Aux accusations de manipulation, les proches de François Hollande répondent donc : respect des procédures. » Il regarde la matière judiciaire de loin, avec circonspection « , souligne son ami l’avocat Jean-Pierre Mignard. Mais précaution n’empêche pas, au minimum, information. Le chef de l’Etat français a demandé à son entourage de lui préciser de nouveau l’état d’avancement des différentes procédures judiciaires impliquant Nicolas Sarkozy. Le calendrier des échéances (décisions, appels, procès) est trop confus dans sa tête. Il se plaint d’être pris de court par les rebondissements judiciaires. Il s’interroge aussi sur l’état d’esprit des magistrats.
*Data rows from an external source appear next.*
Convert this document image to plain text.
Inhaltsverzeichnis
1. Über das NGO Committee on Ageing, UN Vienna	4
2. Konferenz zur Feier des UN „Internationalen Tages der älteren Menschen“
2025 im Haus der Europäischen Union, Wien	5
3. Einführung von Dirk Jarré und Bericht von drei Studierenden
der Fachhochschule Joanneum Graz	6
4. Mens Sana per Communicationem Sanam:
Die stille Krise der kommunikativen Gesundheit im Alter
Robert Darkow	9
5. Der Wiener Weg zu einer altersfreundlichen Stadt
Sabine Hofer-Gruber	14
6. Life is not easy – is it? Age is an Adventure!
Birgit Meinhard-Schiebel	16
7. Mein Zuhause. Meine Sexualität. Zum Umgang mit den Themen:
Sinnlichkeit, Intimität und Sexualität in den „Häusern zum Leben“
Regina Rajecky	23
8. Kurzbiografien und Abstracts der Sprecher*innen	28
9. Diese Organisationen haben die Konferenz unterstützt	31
Les deux juges d’instruction (Patricia Simon et Claire Thépaut), qui ont placé Nicolas Sarkozy en garde à vue avant de le déférer dans la nuit, le 1er juillet, ont-elles fait du zèle, oui ou non ? Par SMS, il sonde des juristes sur le bien-fondé de cette mesure.
Un » cabinet noir » ? Un proche collaborateur en serait presque dépité : » Pour qu’il y ait un cabinet noir, encore faudrait-il qu’il y ait un cabinet. » Les éternelles guerres de clans, les rivalités entre technocrates, le manque de consignes claires de la part du chef, l’absence de hiérarchie pyramidale : l’Elysée de François Hollande est un destroyer privé d’instruments de navigation et peu réactif. Malgré les renforts des derniers mois, il n’est pas encore prêt au combat, alors que Nicolas Sarkozy veut transformer le prochain parti de la droite en machine anti-Hollande (voir en page 58). Le 10 novembre, au plus fort de l’affaire Jouyet-Fillon, la réunion des porte-parole à l’Elysée (avec des représentants du Premier ministre, du PS, du groupe socialiste de l’Assemblée) ne s’est pas tenue : elle a été annulée pour cause de pont. Personne n’a jugé bon de la convoquer alors que le secrétaire général de l’Elysée était l’objet d’un feu nourri de la droite. Le même jour, à quelques centaines de mètres de là, Nicolas Sarkozy a voulu organiser une réunion, avant de constater que la plupart de ses soutiens étaient sur leurs terres. Les plus concernés ne sont pas les moins impatients.